12. $f(z)=\frac{z^4}{\sin z}$ 

Solution:

Numerator: zero of order $4$ at $z=4$

Denominator: zero of order $1$ at $n\pi$

So, at $z=0$ zero of order $3$

and at $z=n\pi$ pole of order $1$.

13. $f(z)=\sin \frac{1}{z}$

Solution:

essential singularity at $z=0$

14. $f(z)=\frac{1-\cot z}{z}$

Solution:

zero of order $1$ at $2\pi +\frac{\pi}{4}$

and pole of order $1$ at $0$

15. $f(z)=cos^3 z$

Solution: 

zero of order $3$ at $(2n+1)\frac{\pi}{2}$

16. $f(z)= \frac{(\pi-2)(z^4-3z^2)}{\sin^2 z}$

Solution:

At $z=0$ numerator has zero of order $3$

and denominator has zero of order $2$

so, $f(z)$ has zero of order 1 at this point.
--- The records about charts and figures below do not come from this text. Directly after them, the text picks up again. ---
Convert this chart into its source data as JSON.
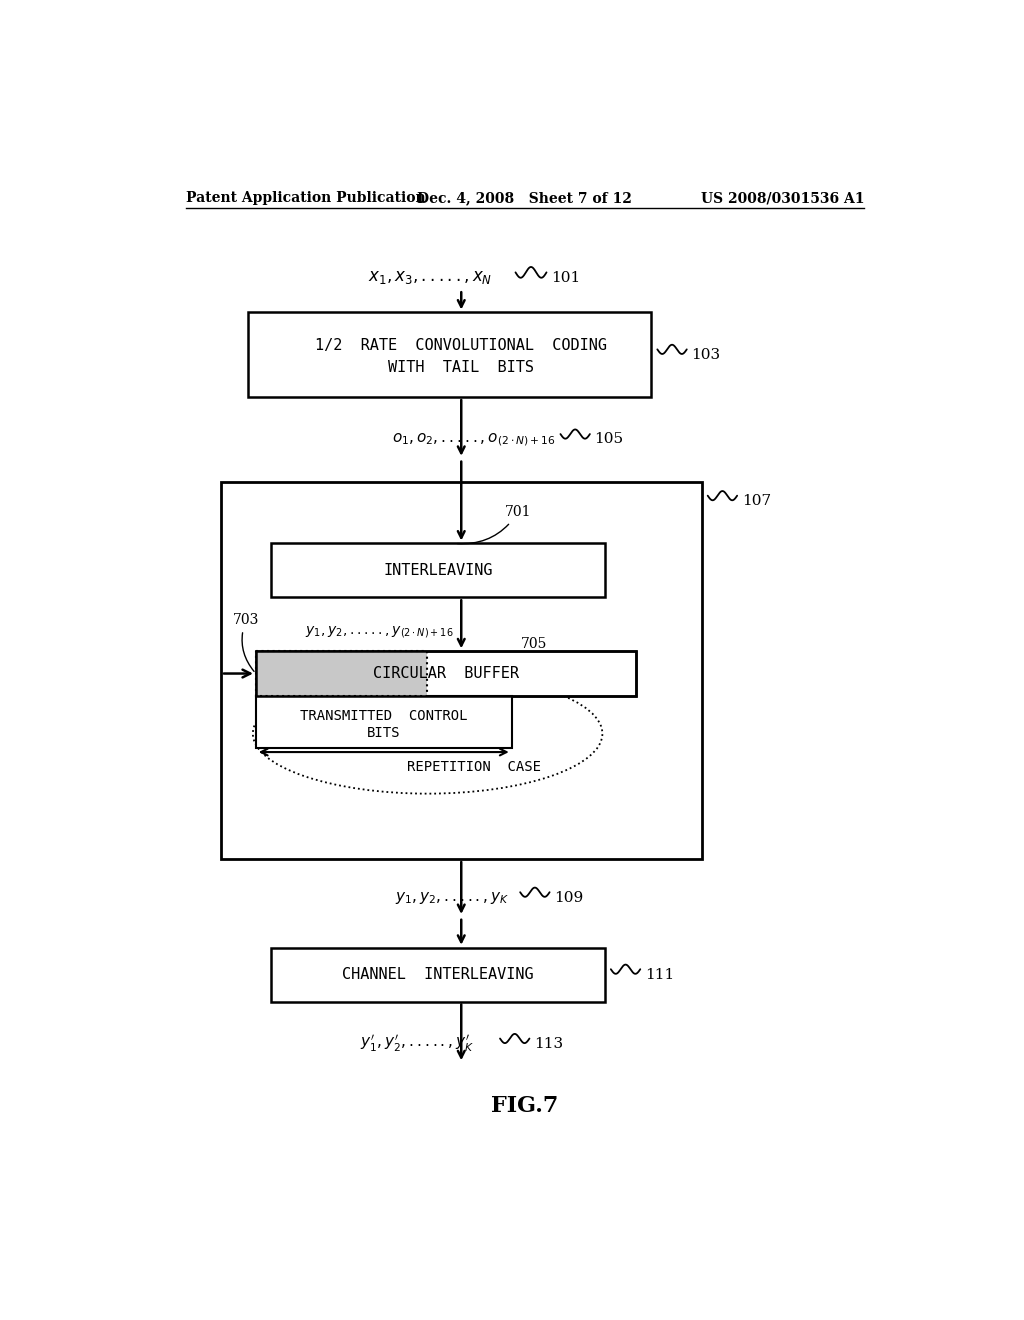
{
  "bg_color": "#ffffff",
  "header_left": "Patent Application Publication",
  "header_mid": "Dec. 4, 2008   Sheet 7 of 12",
  "header_right": "US 2008/0301536 A1",
  "fig_label": "FIG.7"
}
At $z=\pi)$  numerator has zero of order $1$

and denominator has zero of order $2$

so, $f(z)$ has pole of order 1 at this point.

now let look $1/f(z)$

$1/f(z)=\frac{\sin^2z}{(\pi-z)(z^4-z^2)}$
and this function has essential singularity at $z=0$.

so, $f(z)$ has essential singularity at $z=\infty$.